At this stage almost all of your business invoices and personal bills are arriving in digital form. Many companies are now charging for printing paper copies of bills, which probably go straight into the recycling after review. It is probable that your customers have insisted on paperless invoices to reduce their carbon footprint, increase their data privacy. Paper is dying out – but it is still an environmental crisis.
How big is the problem
ORS Group in the UK suggests things are bad. In traditional “papered” offices “The average office worker uses 10,000 sheets of copy paper each year. That’s 20 reams of paper (500 sheets per ream) or 4 boxes of paper in total with an estimated cost of £10 per box.” Of this amount, ORS reckons that 68% is wasted. This sounds like an unbelievable figure, but it is verified by other sources such as The Guardian at 1.5k sheets per month in 2008, and StatisticBrain‘s 2017 data points to a similar 10k/yr consumption figure. There are, of course, other paper streams that may make it into a typical business – the aforementioned invoices, also direct marketing, newspapers, packing slips, community flyers, payslips, contracts, delivery notes, bill of material and manuals… the list goes on.
The true cost of paper
The direct cost of copy paper may be about £10/employee/year but the additional costs are multiples of this. Along with the environmental damage caused by unnecessary paper use, there are also ancillary costs e.g. storage requires secure cabinets and space, destruction requires shredders or professional services (e.g. for bound manuals, etc). Also the cost of printing often surpasses the cost of the actual paper. The cost of lost hours to people waiting for prints, fiddling with printers, appropriately filing paperwork, etc is difficult to measure, but likely to add to the net cost of printing to businesses.

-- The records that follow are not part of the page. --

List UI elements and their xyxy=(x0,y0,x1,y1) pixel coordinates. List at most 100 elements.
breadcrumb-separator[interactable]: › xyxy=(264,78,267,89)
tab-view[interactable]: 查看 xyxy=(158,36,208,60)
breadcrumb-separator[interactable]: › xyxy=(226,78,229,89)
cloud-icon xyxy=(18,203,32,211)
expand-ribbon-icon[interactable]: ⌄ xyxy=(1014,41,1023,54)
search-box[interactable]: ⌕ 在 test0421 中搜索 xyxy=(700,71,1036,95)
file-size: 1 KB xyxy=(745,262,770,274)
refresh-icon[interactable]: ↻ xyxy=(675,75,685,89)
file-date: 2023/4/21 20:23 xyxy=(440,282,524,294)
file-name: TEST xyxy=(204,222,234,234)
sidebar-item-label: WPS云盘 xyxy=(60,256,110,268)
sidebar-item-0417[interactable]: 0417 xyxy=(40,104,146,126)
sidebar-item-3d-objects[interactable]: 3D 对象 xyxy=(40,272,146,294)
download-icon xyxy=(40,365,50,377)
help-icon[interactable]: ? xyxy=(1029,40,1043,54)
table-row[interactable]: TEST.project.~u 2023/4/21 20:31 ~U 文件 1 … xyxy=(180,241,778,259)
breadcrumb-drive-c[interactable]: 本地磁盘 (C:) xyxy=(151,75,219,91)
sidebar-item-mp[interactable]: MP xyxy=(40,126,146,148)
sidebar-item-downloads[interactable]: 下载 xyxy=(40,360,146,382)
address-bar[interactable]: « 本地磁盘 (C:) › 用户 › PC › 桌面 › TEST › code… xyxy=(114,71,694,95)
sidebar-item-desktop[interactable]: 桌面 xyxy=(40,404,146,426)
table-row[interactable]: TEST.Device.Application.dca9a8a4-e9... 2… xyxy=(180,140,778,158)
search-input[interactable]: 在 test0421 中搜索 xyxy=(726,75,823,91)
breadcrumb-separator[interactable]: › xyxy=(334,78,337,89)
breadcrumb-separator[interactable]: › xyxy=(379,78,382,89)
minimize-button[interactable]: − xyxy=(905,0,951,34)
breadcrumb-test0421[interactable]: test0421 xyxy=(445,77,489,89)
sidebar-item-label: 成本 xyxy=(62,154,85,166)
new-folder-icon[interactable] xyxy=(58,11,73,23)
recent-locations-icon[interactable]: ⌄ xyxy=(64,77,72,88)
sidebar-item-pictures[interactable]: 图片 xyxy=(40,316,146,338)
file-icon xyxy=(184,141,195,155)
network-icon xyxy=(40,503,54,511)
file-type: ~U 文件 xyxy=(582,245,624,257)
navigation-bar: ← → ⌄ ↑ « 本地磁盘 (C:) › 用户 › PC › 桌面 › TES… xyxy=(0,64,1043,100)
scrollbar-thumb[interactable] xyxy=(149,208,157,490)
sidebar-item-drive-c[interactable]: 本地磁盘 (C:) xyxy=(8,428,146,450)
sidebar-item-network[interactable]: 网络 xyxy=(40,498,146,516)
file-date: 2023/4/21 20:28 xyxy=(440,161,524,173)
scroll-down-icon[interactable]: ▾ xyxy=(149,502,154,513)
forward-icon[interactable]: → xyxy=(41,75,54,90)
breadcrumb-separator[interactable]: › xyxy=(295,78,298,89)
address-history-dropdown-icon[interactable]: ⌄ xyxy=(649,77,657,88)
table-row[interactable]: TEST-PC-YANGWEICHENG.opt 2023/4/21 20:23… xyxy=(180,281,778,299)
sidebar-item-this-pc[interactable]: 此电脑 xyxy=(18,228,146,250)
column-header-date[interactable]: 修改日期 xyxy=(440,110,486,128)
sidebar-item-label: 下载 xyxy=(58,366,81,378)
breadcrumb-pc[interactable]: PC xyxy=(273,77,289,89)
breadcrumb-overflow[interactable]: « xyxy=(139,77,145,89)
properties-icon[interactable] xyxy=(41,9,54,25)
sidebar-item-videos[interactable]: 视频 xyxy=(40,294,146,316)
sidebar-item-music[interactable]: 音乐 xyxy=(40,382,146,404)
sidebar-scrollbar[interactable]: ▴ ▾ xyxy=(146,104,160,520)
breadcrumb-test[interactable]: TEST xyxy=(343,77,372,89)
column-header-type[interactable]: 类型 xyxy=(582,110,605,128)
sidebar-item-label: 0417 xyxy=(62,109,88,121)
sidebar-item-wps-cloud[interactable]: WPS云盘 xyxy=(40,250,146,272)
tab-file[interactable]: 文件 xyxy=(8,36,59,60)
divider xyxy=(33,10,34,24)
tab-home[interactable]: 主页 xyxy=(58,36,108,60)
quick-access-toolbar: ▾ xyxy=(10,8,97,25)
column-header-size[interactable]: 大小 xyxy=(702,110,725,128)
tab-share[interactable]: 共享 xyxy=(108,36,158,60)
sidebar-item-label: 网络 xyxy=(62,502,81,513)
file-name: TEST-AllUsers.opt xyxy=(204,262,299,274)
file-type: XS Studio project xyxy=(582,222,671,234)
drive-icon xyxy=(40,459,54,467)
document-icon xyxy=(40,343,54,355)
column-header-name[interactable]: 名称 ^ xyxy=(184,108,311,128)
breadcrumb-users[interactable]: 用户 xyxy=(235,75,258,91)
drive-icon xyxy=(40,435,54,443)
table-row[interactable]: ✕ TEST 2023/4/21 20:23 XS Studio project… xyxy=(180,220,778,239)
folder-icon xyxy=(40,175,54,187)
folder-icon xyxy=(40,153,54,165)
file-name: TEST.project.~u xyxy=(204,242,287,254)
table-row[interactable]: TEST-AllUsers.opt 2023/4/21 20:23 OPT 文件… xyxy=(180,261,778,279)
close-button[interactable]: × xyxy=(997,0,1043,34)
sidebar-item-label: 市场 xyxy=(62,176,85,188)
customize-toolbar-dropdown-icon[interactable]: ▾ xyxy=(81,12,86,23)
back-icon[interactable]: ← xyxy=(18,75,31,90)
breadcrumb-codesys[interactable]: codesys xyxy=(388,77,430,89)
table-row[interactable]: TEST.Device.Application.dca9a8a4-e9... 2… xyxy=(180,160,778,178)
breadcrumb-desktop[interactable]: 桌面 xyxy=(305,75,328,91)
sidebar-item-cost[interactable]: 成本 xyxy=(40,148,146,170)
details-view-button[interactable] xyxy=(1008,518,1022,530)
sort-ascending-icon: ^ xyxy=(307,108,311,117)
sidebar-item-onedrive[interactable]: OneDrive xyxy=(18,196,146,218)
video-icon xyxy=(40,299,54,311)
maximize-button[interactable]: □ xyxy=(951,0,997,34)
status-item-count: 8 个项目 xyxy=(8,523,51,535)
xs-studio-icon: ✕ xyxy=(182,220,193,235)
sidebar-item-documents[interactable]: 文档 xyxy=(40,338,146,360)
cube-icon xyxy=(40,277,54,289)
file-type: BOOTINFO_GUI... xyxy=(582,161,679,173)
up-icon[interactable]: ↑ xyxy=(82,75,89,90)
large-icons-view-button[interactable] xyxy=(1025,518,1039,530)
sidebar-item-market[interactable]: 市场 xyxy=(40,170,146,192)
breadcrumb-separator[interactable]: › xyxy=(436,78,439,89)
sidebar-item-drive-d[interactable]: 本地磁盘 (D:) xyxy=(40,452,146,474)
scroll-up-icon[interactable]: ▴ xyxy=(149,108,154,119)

What items can go paperless?
Some items need to be printed and retained. However, most items are printed by businesses for perceived convenience, rather than actual necessity. Take for example packing slips on deliveries – it can be helpful for the recipient to have a paper copy attached to a package – but the same cross check could be performed via a PDF on a laptop or iPad. Equally, it can be handy for accounts to receive a copy of an invoice on paper to file, but it may not be legally required. Items such as payslips, contracts and manuals may actually make more sense to store and deliver digitally (for security, versioning, backup and access reasons).

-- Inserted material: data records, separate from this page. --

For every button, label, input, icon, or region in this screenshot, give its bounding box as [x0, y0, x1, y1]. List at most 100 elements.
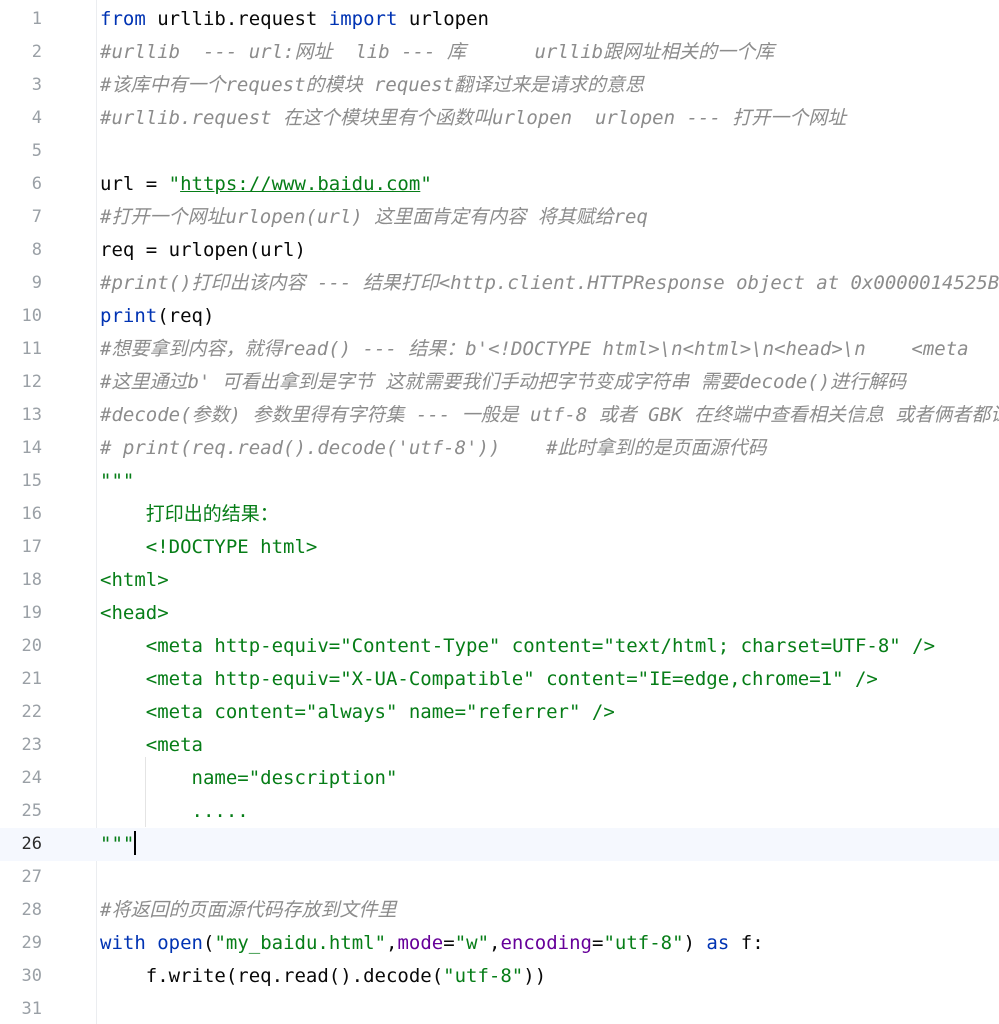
- alias: f:: [729, 932, 764, 954]
- docstring[interactable]: <meta content="always" name="referrer" /…: [100, 696, 615, 729]
- string-literal: "my_baidu.html": [214, 932, 387, 954]
- line-number: 3: [31, 75, 42, 95]
- quote: ": [420, 173, 432, 195]
- builtin-function: print: [100, 305, 158, 327]
- docstring[interactable]: <!DOCTYPE html>: [100, 531, 318, 564]
- code-line[interactable]: 23 <meta: [0, 729, 999, 762]
- code-line[interactable]: 1 from urllib.request import urlopen: [0, 3, 999, 36]
- line-number: 12: [21, 372, 42, 392]
- code-line[interactable]: 7 #打开一个网址urlopen(url) 这里面肯定有内容 将其赋给req: [0, 201, 999, 234]
- code-line[interactable]: 4 #urllib.request 在这个模块里有个函数叫urlopen url…: [0, 102, 999, 135]
- comment[interactable]: #urllib --- url:网址 lib --- 库 urllib跟网址相关…: [100, 36, 774, 69]
- comment[interactable]: #打开一个网址urlopen(url) 这里面肯定有内容 将其赋给req: [100, 201, 648, 234]
- line-number: 8: [31, 240, 42, 260]
- line-number: 5: [31, 141, 42, 161]
- code-line[interactable]: 27: [0, 861, 999, 894]
- line-number: 6: [31, 174, 42, 194]
- docstring[interactable]: <head>: [100, 597, 169, 630]
- comment[interactable]: #print()打印出该内容 --- 结果打印<http.client.HTTP…: [100, 267, 999, 300]
- import-name: urlopen: [397, 8, 489, 30]
- code-line[interactable]: 24 name="description": [0, 762, 999, 795]
- comment[interactable]: #该库中有一个request的模块 request翻译过来是请求的意思: [100, 69, 644, 102]
- comment[interactable]: # print(req.read().decode('utf-8')) #此时拿…: [100, 432, 767, 465]
- line-number: 30: [21, 966, 42, 986]
- line-number: 14: [21, 438, 42, 458]
- current-line[interactable]: 26 """: [0, 828, 999, 861]
- code-line[interactable]: 13 #decode(参数) 参数里得有字符集 --- 一般是 utf-8 或者…: [0, 399, 999, 432]
- code-line[interactable]: 2 #urllib --- url:网址 lib --- 库 urllib跟网址…: [0, 36, 999, 69]
- line-number: 10: [21, 306, 42, 326]
- code-line[interactable]: 15 """: [0, 465, 999, 498]
- named-param: encoding: [500, 932, 592, 954]
- docstring[interactable]: .....: [100, 795, 249, 828]
- code-line[interactable]: 6 url = "https://www.baidu.com": [0, 168, 999, 201]
- docstring[interactable]: """: [100, 465, 134, 498]
- code-line[interactable]: 9 #print()打印出该内容 --- 结果打印<http.client.HT…: [0, 267, 999, 300]
- comment[interactable]: #decode(参数) 参数里得有字符集 --- 一般是 utf-8 或者 GB…: [100, 399, 999, 432]
- comment[interactable]: #urllib.request 在这个模块里有个函数叫urlopen urlop…: [100, 102, 846, 135]
- code-line[interactable]: 10 print(req): [0, 300, 999, 333]
- code-line[interactable]: 31: [0, 993, 999, 1024]
- line-number: 29: [21, 933, 42, 953]
- code-line[interactable]: 3 #该库中有一个request的模块 request翻译过来是请求的意思: [0, 69, 999, 102]
- code-text[interactable]: """: [100, 828, 137, 861]
- code-line[interactable]: 12 #这里通过b' 可看出拿到是字节 这就需要我们手动把字节变成字符串 需要d…: [0, 366, 999, 399]
- line-number: 20: [21, 636, 42, 656]
- code-line[interactable]: 28 #将返回的页面源代码存放到文件里: [0, 894, 999, 927]
- docstring[interactable]: <meta: [100, 729, 203, 762]
- code-line[interactable]: 29 with open("my_baidu.html",mode="w",en…: [0, 927, 999, 960]
- docstring[interactable]: 打印出的结果：: [100, 498, 279, 531]
- code-line[interactable]: 21 <meta http-equiv="X-UA-Compatible" co…: [0, 663, 999, 696]
- code-text[interactable]: from urllib.request import urlopen: [100, 3, 489, 36]
- code-line[interactable]: 25 .....: [0, 795, 999, 828]
- url-link[interactable]: https://www.baidu.com: [180, 173, 420, 195]
- code-line[interactable]: 19 <head>: [0, 597, 999, 630]
- keyword: with: [100, 932, 146, 954]
- line-number: 17: [21, 537, 42, 557]
- code-line[interactable]: 5: [0, 135, 999, 168]
- code-line[interactable]: 11 #想要拿到内容，就得read() --- 结果：b'<!DOCTYPE h…: [0, 333, 999, 366]
- code-line[interactable]: 20 <meta http-equiv="Content-Type" conte…: [0, 630, 999, 663]
- line-number: 16: [21, 504, 42, 524]
- keyword: from: [100, 8, 146, 30]
- code-line[interactable]: 22 <meta content="always" name="referrer…: [0, 696, 999, 729]
- code-text[interactable]: url = "https://www.baidu.com": [100, 168, 432, 201]
- keyword: import: [328, 8, 398, 30]
- line-number: 31: [21, 999, 42, 1019]
- code-line[interactable]: 16 打印出的结果：: [0, 498, 999, 531]
- docstring: """: [100, 833, 135, 855]
- text-cursor: [134, 831, 137, 855]
- code-line[interactable]: 8 req = urlopen(url): [0, 234, 999, 267]
- docstring[interactable]: <html>: [100, 564, 169, 597]
- docstring[interactable]: <meta http-equiv="X-UA-Compatible" conte…: [100, 663, 878, 696]
- code-text[interactable]: req = urlopen(url): [100, 234, 306, 267]
- line-number: 18: [21, 570, 42, 590]
- code-line[interactable]: 18 <html>: [0, 564, 999, 597]
- line-number: 26: [21, 834, 42, 854]
- comment[interactable]: #想要拿到内容，就得read() --- 结果：b'<!DOCTYPE html…: [100, 333, 969, 366]
- line-number: 24: [21, 768, 42, 788]
- code-text[interactable]: f.write(req.read().decode("utf-8")): [100, 960, 546, 993]
- line-number: 2: [31, 42, 42, 62]
- code-line[interactable]: 14 # print(req.read().decode('utf-8')) #…: [0, 432, 999, 465]
- docstring[interactable]: name="description": [100, 762, 398, 795]
- docstring[interactable]: <meta http-equiv="Content-Type" content=…: [100, 630, 935, 663]
- line-number: 15: [21, 471, 42, 491]
- string-literal: "utf-8": [603, 932, 684, 954]
- line-number: 19: [21, 603, 42, 623]
- code-editor[interactable]: 1 from urllib.request import urlopen 2 #…: [0, 0, 999, 1024]
- code-line[interactable]: 17 <!DOCTYPE html>: [0, 531, 999, 564]
- line-number: 9: [31, 273, 42, 293]
- comment[interactable]: #这里通过b' 可看出拿到是字节 这就需要我们手动把字节变成字符串 需要deco…: [100, 366, 906, 399]
- comma: ,: [489, 932, 501, 954]
- code-text[interactable]: print(req): [100, 300, 214, 333]
- line-number: 22: [21, 702, 42, 722]
- code-line[interactable]: 30 f.write(req.read().decode("utf-8")): [0, 960, 999, 993]
- comment[interactable]: #将返回的页面源代码存放到文件里: [100, 894, 396, 927]
- code-text[interactable]: with open("my_baidu.html",mode="w",encod…: [100, 927, 764, 960]
- equals: =: [592, 932, 604, 954]
- module-name: urllib.request: [145, 8, 329, 30]
- line-number: 11: [21, 339, 42, 359]
- line-number: 27: [21, 867, 42, 887]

In general some good tips to follow for the printing of materials, and requesting printed records:
- Is it legally required to be kept in paper form?
- Is it likely to be only viewed offline / away from a digital device?
- Is it something people will need to view every day? (e.g. a safety notice!)
- Is it something that is likely to be more secure in paper form than if digitally stored?
… so if it doesn’t make sense to print, observe those little notices on the end of paper conscious email users!